取り出したのは手持ちのタイプの花火。「こっちなら良いでしょ?」「で、でも……」どうしても躊躇ってしまって名前の元へ踏み込めない。「ねえ名前、」「なに」「どうしていきなり花火なの?」花火なら、昨日みんなで花火大会に行ったばかりじゃないか。夜空に大輪の花が咲いた光景を、名前もみんなも目を輝かせて見入ったはずだ。


「昨日の花火、満足じゃなかったの?」
「………ばーか。天馬のばーか」
「む、それどういう意味」
「女の子から誘わせといてそこまで言わせる…?鈍い鈍いとは思ってたけどさ」


――昨日の花火大会、一緒に行こうって誘ったら頷いてくれたから、期待してたのに。


「………」
「ここまで言っても気がつかない、なんて言わないでよ」


か細い声に、頭を何かで殴られたような感じがした。先週の誘いのメールにどれだけの勇気が込められていたのか、それに対して本当に何も考えずに、そうだみんなで行こうと勝手に…名前も喜ぶだろう、って。それは不正解ではなかったけれど、同時に正解でも無かった。つまり俺は名前を無意識のうちに傷つけてしまったってこと?


「私たちさ、付き合ってるのにそういう…恋人っぽいことしたことって無いじゃん。中学生だし子供の恋愛だし、そりゃ当然だと思って受け入れてたよ。
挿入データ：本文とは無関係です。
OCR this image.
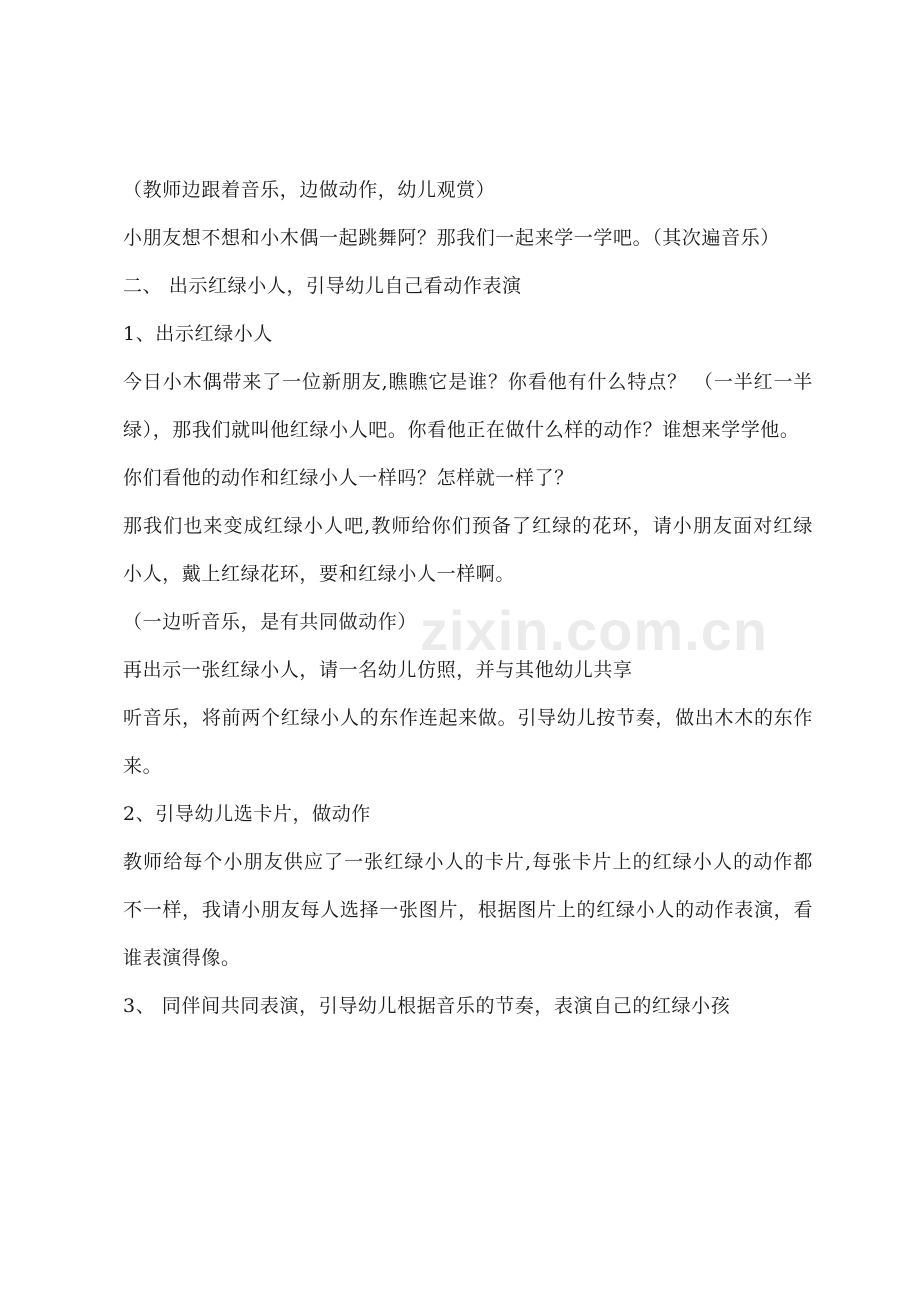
（教师边跟着音乐，边做动作，幼儿观赏）

小朋友想不想和小木偶一起跳舞阿？那我们一起来学一学吧。（其次遍音乐）

二、 出示红绿小人，引导幼儿自己看动作表演

1、出示红绿小人

今日小木偶带来了一位新朋友,瞧瞧它是谁？你看他有什么特点？ （一半红一半绿），那我们就叫他红绿小人吧。你看他正在做什么样的动作？谁想来学学他。

你们看他的动作和红绿小人一样吗？怎样就一样了？

那我们也来变成红绿小人吧,教师给你们预备了红绿的花环，请小朋友面对红绿小人，戴上红绿花环，要和红绿小人一样啊。

（一边听音乐，是有共同做动作）

再出示一张红绿小人，请一名幼儿仿照，并与其他幼儿共享

听音乐，将前两个红绿小人的东作连起来做。引导幼儿按节奏，做出木木的东作来。

2、引导幼儿选卡片，做动作

教师给每个小朋友供应了一张红绿小人的卡片,每张卡片上的红绿小人的动作都不一样，我请小朋友每人选择一张图片，根据图片上的红绿小人的动作表演，看谁表演得像。

3、 同伴间共同表演，引导幼儿根据音乐的节奏，表演自己的红绿小孩

zixin.com.cn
でも、流石に、昨日のは……正直凄くドキドキしてて、一生懸命可愛くなれるようにって努力したのに、――初めてのデートになるはずだったのに、私の浴衣、最初に見てくれるの天馬になるはずだったのに、さ……酷いって」



言葉はとっても重いくせに、名前はどこか諦めたような笑顔。「名前、俺…」
「楽しかったから謝んなくていいよ」みんなも笑顔だったし、それが天馬の魅力だから。「むしろ、ここで予想通りに二人で屋台デートなんて、簡単にいくと思って無かったしさ」何より人ごみで二人きりなんて、同級生にでも見つかったら休み明けに噂は既に広まっているだろう、と名前は一気にまくし立てた。それは俺をフォローしているようで、同時に自らを慰めるように言い聞かせているようでもあった。ねえ、俺に何が出来る。不甲斐ないけれど、それでも名前を想う気持ちは変わらないんだ。……恋人なんて、名前が初めてだから。そう告げると名前は少しだけ目を見開いて、それからくしゃりと顔を歪めた。「――線香花火で手、打ってあげる」それだけでいいのと名前に問うと、それが嬉しいのだと名前は、ここにきてやっと優しく微笑んだ。


**


ぱちぱち、と小さな音は河川敷に響くことがない。聞こえているのは俺と名前だけ。真っ暗な河川敷の隅で名前と俺はお互い向かい合って石階段の一段に並んで腰掛けて、線香花火に火を灯していた。周囲は真っ暗で、本当に小さな火花に照らされた名前と俺だけが、誰もいない真っ暗な空間に浮かび上がっている。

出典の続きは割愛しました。